Back in March, I reported on an effort that would enable resizing of the Linux partition for Crostini-supported Chromebooks. At that time, I expected the feature to land in Chrome OS 75. I’ve checked for the feature now that Chrome OS 75 is available (again) and it’s nowhere to be seen. That’s because it was recently pushed back to Chrome OS 78.
This developer comment made just yesterday confirms the move, with hopes for the functionality for version 78:
move to 78, by then we should either be done or call what we have good enough.
The original target for Linux disk resizing was Chrome OS 73, so clearly, this feature is either a challenge to implement, moved lower on the priority list, or perhaps some combination of both factors.
For those not familiar with the current disk sizing when enabling Linux on a Chromebook, the system defaults to a size equal to 90% of the available disk space at the time. Given that Chrome OS doesn’t expand by multiple gigabytes of storage capacity with each release, this isn’t a bad approach.
However, other aspects need to be considered: Storage of large media files, for example, or enabling Google Drive synchronization with the Chrome OS Files app for offline file access. And then there are Android apps, so of which – particularly games – can require one or two gigabytes of space.

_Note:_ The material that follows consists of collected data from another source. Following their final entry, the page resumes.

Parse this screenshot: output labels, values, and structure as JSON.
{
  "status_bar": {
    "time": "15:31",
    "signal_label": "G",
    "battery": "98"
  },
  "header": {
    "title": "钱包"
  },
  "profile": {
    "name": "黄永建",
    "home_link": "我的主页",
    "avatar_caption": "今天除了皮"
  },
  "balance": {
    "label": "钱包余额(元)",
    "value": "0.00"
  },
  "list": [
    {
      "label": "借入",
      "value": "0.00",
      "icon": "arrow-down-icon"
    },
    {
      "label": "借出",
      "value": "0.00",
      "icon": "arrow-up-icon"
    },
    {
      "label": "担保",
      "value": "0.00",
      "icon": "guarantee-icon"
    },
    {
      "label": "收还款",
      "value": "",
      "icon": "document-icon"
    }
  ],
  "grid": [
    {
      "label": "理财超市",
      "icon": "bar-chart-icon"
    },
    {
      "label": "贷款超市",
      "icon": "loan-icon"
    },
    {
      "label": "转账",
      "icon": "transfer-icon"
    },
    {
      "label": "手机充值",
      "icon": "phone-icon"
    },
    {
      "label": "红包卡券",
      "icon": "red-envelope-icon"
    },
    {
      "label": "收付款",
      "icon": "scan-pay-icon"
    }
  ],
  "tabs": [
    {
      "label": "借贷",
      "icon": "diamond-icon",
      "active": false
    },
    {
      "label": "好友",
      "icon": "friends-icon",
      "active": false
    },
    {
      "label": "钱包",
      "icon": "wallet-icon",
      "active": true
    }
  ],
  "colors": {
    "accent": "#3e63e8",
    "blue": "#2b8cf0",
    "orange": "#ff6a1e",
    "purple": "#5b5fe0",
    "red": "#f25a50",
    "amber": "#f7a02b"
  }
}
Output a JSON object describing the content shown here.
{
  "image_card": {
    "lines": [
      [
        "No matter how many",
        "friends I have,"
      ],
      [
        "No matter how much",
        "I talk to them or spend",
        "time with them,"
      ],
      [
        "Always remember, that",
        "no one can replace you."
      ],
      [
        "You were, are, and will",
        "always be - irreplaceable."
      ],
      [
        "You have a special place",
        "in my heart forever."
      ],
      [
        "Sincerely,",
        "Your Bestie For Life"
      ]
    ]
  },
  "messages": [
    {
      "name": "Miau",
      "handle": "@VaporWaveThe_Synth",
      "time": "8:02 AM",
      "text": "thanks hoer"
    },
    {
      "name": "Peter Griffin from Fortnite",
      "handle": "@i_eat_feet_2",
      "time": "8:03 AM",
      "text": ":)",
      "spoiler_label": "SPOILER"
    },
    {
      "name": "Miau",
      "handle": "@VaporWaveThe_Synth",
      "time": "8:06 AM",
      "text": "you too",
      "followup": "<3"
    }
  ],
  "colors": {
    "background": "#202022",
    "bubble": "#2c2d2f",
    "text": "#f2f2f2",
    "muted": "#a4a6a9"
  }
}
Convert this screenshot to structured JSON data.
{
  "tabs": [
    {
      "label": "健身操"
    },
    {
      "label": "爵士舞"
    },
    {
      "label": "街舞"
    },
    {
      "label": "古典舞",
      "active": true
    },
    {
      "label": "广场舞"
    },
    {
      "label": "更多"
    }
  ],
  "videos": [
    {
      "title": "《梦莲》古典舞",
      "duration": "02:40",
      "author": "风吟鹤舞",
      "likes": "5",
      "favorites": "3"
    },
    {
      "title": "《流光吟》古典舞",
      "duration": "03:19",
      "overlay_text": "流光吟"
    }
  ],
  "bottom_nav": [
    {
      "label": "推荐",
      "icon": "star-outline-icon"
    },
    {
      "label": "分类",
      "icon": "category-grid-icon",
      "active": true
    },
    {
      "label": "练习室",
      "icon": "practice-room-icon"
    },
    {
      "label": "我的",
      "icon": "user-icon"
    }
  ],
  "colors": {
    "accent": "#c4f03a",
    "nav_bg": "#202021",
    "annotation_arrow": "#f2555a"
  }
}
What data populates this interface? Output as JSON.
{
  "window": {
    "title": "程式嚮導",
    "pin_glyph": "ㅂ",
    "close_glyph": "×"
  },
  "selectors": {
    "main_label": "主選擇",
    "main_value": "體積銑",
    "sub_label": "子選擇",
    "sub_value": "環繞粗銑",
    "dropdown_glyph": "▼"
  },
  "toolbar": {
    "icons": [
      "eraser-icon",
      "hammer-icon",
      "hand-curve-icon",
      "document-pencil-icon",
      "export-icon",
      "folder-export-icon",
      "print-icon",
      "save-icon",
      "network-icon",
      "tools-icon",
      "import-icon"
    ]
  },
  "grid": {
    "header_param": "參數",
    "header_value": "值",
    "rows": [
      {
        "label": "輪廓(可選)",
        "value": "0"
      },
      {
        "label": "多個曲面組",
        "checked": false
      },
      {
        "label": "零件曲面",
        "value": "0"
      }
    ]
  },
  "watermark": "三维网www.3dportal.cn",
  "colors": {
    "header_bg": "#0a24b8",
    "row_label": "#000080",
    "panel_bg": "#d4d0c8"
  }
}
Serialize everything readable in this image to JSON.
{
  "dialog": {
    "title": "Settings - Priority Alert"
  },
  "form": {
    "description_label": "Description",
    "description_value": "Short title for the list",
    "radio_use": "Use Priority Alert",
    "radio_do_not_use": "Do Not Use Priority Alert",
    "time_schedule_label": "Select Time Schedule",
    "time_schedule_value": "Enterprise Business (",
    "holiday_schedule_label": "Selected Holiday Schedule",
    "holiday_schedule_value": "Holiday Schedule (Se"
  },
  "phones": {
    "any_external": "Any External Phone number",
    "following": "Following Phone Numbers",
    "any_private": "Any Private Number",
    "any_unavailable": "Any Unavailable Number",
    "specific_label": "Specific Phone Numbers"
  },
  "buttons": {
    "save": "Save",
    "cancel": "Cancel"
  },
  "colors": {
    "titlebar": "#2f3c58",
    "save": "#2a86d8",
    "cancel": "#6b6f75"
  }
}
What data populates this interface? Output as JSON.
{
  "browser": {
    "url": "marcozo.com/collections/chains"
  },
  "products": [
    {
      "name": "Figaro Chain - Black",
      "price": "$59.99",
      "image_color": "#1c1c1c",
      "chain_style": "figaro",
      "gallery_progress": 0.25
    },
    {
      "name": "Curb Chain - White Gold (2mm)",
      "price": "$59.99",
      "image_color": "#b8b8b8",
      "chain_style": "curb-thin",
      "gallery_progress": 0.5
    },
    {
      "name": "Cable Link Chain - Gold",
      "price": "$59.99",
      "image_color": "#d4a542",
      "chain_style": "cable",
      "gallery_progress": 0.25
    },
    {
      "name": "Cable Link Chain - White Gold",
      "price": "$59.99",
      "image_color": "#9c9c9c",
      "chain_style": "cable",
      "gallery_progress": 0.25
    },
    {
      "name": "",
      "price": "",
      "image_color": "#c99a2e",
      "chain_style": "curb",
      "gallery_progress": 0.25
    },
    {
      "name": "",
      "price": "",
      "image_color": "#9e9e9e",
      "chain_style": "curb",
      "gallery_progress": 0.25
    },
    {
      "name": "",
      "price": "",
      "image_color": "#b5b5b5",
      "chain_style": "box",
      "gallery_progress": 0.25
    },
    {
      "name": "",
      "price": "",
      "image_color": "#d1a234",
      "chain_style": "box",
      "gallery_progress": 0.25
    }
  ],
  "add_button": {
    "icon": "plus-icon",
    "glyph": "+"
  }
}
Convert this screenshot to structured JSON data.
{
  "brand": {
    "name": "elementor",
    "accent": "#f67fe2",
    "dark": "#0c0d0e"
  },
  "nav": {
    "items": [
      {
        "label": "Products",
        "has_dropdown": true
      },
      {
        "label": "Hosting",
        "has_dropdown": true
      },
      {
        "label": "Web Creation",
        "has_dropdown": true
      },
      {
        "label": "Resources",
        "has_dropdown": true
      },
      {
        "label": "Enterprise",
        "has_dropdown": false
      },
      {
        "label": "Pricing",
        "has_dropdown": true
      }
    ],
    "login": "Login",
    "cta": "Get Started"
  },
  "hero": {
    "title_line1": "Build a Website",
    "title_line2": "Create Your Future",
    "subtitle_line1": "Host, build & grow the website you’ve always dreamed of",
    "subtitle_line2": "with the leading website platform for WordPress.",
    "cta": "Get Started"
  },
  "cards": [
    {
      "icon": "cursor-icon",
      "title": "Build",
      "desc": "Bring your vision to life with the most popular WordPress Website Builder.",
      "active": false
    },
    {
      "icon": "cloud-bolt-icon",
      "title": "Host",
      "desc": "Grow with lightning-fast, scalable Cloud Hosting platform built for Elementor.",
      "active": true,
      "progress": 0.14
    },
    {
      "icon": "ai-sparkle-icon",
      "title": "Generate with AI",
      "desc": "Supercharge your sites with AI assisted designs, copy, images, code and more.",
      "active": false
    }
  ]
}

So far, I haven’t run into any storage issues on my Pixel Slate with 128 GB of data capacity. But it’s easy to see that the Linux container is using up the bulk of my tablet’s storage: As I understand it, /dev/vdb is the Crostini container with Linux, which is 88 GB in size with 58 GB free.
At some point, unless the Linux partition can automatically decrease, I’ll need to manually resize this space to reclaim it for other purposes.
Some of the coding for this functionality is done, but it’s not ready yet. It appears that we’ll have to wait for Chrome OS 78, expected to land on the Stable Channel on October 29th of this year. If I hit it before then, I’ll have to find an alternative solution and will let you know if I find one and how it works out.